Mais soyons clairs : ce film risque de plaire davantage à la communauté gay et ses sympathisants qu’aux autres. Pas que le film soit sectaire mais à l’instar de la pièce il parle de problèmes de gays avant de parler de choses universelles. Sans être une œuvre communautaire, c’est une œuvre de niche qui aura plus de retentissements auprès des personnes concernées. Si l’on se met cela en tête, on ne peut qu’apprécier le reste. D’abord, le réalisateur (également acteur) Joe Mantello s’affranchit de la base théâtrale de « The Boys in the band » pour faire voler sa caméra à travers les pièces de l’appartement et nous gratifier d’une photographie de toute beauté. De plus, il multiplie les champs-contrechamps et les changements de cadres pour dynamiser sa mise en scène et rendre le film moins statique. Certains films adaptés de pièces de théâtre ne s’encombrent pas d’autant d’efforts pour se départir d’un format théâtral et s’avèrent réussis tout de même (« Le Dîner de cons » ou « Le Père Noël est une ordure » en sont les parfaits exemples) mais de vouloir s’en détacher est une bonne chose et une chose réussie ici. Si la première demi-heure est un peu bavarde et longuette, dès lors que tous les protagonistes sont en jeu et que le jeu de massacre commence, c’est un véritable bijou mariant humour, émotion et profondeur psychologique. Et il ne faut pas oublier les prestations hautes en couleurs de Jim Parsons et surtout Zachary Quinto, totalement déchaînées et jubilatoires, assorties de dialogues en or massif.

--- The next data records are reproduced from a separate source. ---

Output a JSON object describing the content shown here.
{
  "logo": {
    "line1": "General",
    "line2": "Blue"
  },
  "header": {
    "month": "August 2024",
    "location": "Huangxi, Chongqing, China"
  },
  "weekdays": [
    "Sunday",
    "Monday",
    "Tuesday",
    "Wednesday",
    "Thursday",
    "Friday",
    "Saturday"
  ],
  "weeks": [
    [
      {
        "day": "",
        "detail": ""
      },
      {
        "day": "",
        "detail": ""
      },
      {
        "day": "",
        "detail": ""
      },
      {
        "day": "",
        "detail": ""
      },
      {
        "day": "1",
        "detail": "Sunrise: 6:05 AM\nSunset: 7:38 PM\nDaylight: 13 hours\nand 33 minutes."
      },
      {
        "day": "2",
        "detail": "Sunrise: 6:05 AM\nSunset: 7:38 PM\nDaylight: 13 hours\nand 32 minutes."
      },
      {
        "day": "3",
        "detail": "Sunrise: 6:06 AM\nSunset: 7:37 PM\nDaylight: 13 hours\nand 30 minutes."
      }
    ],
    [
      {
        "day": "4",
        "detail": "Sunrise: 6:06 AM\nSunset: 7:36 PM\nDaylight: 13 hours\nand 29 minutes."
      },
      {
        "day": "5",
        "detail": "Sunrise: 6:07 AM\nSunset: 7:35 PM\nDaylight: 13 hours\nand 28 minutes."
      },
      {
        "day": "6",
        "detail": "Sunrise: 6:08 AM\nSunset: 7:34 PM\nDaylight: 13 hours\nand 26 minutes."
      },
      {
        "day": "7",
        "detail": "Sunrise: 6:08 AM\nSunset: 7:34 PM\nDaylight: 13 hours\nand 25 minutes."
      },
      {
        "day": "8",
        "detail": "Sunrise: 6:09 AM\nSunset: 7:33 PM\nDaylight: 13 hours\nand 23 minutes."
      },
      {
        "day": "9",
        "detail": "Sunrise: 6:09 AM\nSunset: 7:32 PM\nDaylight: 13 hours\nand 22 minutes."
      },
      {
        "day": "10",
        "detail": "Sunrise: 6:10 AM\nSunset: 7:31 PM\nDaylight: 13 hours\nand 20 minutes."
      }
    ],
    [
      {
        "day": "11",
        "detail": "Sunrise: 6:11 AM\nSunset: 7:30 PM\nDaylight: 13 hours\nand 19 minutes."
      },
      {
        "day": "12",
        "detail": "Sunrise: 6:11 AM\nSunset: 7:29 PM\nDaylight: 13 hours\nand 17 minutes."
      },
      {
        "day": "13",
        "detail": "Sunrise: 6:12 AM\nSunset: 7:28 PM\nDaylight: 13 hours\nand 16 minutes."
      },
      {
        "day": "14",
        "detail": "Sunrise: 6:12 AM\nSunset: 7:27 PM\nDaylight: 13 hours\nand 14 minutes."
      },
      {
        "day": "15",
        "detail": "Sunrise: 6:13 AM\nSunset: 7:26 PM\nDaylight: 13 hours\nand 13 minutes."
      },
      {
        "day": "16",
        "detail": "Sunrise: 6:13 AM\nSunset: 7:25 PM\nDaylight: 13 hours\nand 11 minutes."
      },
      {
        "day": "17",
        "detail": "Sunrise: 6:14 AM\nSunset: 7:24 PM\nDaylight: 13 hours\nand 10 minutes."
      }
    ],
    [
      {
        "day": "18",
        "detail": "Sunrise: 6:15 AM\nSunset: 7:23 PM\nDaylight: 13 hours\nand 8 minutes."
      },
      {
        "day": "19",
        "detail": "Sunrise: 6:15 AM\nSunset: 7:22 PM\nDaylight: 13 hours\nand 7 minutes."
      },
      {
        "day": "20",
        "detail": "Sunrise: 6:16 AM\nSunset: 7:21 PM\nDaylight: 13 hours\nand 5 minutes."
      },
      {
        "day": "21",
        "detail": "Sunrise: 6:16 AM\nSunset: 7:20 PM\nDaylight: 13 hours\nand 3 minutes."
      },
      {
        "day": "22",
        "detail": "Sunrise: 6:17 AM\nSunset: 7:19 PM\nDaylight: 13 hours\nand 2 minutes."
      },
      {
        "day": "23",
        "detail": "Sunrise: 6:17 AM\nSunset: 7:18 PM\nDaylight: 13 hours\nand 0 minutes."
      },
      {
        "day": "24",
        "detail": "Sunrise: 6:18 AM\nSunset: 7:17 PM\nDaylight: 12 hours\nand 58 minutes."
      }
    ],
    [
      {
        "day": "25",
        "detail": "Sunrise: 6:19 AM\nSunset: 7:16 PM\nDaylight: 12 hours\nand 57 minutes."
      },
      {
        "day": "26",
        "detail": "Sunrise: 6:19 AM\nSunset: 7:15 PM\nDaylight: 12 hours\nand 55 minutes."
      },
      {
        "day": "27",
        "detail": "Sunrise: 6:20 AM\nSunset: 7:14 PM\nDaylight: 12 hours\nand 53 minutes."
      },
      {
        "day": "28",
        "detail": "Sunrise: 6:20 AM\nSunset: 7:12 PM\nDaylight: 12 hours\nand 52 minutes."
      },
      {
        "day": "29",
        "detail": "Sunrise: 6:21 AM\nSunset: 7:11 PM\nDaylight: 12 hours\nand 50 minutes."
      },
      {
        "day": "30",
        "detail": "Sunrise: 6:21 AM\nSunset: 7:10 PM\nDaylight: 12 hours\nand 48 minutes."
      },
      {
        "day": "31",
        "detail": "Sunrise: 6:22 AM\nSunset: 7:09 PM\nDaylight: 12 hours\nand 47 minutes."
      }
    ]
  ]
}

En effet, ces derniers sont à ce titre de véritables pépites. Les joutes verbales entre les personnages alternent sarcasmes, ironie et humour noir et elles fusent en ne nous laissant aucun répit. Rires et émotion se mélangent, parfois en l’espace d’une même scène, dans un dosage parfait. Quant aux personnages, qui semblent de prime abord des stéréotypes, le scénario les amène presque tous à évoluer et se complexifier pour finalement rendre ces clichés bien plus insaisissables et profonds que prévu. On rit beaucoup lorsque ces messieurs sortent les crocs à coup de vacheries bien envoyées mais on s’émeut aussi beaucoup de la solitude et de la tristesse qu’ils ressentent au fond d’eux. « The Boys in the band » est certes très verbeux et bavard (logique en même temps), cependant ce qui passerait au début pour des futilités superficielles se densifie petit à petit et nous captive. Il y a même une certaine mélancolie qui s’empare de nous lorsque le rideau se ferme, triste d’avoir abandonné cette bande de garçons en se disant que certaines choses n’ont malheureusement guère changées. En tout état de cause, un huis-clos à la fois comique et dramatique délicieux et maîtrisé, mais surtout bien plus profond qu’il n’y parait.